As in the words of our confession, “…we have not loved you with our whole heart, we have not loved our neighbors as ourselves…” Except sadly, some of us would never dream of treating our neighbors as poorly as we do ourselves!


You see, in the end, it’s all related—God is loving us, which enables us to not only love others, but to believe we are loveable as well.  Once again, Love is the key that unlocks all the doors.  Rules and laws might assist us, but if we cling too tightly to them, as if they are our life raft, we will forget that we are floating in the immensity of grace that is God’s love.  God is calling us to let go, stretch out on our backs, and trust that we will be utterly supported.  God is calling us to rest in God’s love.


Nicodemus thought he had drawn the shades tight around all he knew to be true, and yet a tiny bit of light crept in nonetheless.  In this new light he was able to consider something else, he was invited to see in a fresh way, from a different perspective.  The light befuddled him at first, contrary as it was to his black and white world, but it took up residence in his soul and there it began to expand and illumine his world.  It gave him courage to speak up for the young rabbi when the others were eager to convict; and in the end, it spurred him to prodigious excess in his offering of myrrh and aloes through which he and Joseph of Arimathea would embrace Jesus’ dead, broken, body.

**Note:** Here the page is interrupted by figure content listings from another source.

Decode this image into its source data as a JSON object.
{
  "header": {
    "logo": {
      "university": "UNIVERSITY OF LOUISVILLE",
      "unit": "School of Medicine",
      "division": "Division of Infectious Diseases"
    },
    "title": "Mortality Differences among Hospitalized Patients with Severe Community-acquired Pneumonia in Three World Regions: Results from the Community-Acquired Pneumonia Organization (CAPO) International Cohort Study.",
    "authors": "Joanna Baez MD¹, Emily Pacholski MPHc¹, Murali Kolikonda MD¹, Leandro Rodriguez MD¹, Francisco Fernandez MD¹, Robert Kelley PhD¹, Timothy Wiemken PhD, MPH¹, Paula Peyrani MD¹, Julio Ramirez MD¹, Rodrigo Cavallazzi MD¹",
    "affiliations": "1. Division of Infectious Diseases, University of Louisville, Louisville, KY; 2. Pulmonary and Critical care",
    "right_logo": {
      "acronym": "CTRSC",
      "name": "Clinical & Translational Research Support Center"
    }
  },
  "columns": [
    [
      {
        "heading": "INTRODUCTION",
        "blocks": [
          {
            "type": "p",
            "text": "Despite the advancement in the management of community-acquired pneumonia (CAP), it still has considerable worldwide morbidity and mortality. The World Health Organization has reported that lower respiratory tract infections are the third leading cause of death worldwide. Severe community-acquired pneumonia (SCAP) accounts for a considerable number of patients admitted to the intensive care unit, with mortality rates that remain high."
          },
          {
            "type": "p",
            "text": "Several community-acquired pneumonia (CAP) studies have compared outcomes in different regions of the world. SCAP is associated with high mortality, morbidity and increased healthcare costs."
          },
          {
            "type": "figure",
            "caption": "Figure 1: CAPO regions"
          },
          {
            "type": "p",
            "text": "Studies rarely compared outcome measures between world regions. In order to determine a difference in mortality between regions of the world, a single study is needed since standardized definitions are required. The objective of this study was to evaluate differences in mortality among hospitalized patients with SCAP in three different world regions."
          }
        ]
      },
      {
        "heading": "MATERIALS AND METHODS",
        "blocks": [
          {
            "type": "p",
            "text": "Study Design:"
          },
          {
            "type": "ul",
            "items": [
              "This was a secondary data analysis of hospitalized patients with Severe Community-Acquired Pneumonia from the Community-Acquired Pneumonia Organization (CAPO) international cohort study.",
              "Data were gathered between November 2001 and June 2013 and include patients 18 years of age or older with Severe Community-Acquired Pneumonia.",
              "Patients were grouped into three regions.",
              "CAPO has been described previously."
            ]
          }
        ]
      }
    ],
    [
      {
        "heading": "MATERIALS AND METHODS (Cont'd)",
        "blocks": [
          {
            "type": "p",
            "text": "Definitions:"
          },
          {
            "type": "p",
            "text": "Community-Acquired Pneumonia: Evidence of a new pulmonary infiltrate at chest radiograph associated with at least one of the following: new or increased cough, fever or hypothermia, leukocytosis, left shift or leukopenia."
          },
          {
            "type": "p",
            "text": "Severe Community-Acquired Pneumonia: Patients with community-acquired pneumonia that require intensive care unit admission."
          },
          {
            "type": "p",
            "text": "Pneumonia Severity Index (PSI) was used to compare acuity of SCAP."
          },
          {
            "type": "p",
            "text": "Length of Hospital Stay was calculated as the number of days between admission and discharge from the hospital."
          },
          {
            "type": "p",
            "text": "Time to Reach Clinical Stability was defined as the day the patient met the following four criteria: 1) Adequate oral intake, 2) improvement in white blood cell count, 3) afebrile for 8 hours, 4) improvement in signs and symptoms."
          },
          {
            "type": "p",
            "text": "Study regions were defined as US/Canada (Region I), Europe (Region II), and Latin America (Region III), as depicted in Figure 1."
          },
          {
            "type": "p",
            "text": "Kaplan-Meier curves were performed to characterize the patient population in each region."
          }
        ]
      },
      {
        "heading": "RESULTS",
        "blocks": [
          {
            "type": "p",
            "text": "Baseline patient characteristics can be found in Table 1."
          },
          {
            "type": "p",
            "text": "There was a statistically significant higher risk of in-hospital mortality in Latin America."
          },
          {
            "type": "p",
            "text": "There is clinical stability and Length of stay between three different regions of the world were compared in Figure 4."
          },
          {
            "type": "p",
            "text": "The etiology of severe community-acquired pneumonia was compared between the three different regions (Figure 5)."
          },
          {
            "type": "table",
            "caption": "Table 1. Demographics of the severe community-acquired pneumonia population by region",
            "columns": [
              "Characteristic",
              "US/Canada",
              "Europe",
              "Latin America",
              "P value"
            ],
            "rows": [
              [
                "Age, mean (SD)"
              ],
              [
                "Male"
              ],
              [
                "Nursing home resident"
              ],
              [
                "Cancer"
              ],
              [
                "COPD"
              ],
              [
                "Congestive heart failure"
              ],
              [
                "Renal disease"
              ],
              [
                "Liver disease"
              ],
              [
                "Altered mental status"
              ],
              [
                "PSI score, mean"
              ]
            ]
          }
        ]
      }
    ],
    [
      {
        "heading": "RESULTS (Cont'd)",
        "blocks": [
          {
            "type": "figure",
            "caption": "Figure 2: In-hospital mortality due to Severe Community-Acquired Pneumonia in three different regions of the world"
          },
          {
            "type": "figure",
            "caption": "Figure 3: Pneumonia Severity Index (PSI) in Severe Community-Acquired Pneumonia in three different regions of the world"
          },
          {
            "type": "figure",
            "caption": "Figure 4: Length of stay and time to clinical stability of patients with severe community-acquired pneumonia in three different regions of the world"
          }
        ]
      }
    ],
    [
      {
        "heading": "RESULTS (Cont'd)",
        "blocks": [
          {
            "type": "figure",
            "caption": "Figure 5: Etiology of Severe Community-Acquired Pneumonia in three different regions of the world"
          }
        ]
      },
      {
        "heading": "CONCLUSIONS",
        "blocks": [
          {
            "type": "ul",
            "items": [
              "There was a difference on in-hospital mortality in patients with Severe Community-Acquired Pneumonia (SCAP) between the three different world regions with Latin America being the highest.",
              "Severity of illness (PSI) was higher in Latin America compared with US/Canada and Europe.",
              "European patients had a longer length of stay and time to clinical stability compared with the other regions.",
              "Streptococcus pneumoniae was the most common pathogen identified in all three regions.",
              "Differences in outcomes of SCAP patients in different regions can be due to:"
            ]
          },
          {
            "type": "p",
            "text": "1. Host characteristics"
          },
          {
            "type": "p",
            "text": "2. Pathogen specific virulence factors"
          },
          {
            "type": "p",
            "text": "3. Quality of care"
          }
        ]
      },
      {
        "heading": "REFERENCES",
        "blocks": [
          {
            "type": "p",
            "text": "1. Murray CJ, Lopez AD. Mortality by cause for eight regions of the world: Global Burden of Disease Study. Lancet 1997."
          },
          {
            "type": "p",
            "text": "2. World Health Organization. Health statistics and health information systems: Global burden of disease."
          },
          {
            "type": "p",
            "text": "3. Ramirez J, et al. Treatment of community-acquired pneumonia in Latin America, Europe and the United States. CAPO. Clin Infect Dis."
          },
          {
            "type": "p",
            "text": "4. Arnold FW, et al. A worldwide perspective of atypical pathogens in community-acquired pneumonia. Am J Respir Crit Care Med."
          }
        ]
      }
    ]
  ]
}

Now, here, in the midst of your Lenten journey, what is Jesus inviting you to see differently than you previously have?  What shaft of light is piercing the darkness of your certainty?  Where are you too bound to formulaic rules and laws in your life and what might it mean to let go and trust your relationship with God?


Even as we discipline ourselves, we do so in the knowledge that we are loved; therefore be gracious with yourself; speak to your sweet soul as if you were speaking to your beloved, or your child.  Remember, in all the facets of your life, that you have been charged with looking after God’s own child and respond accordingly.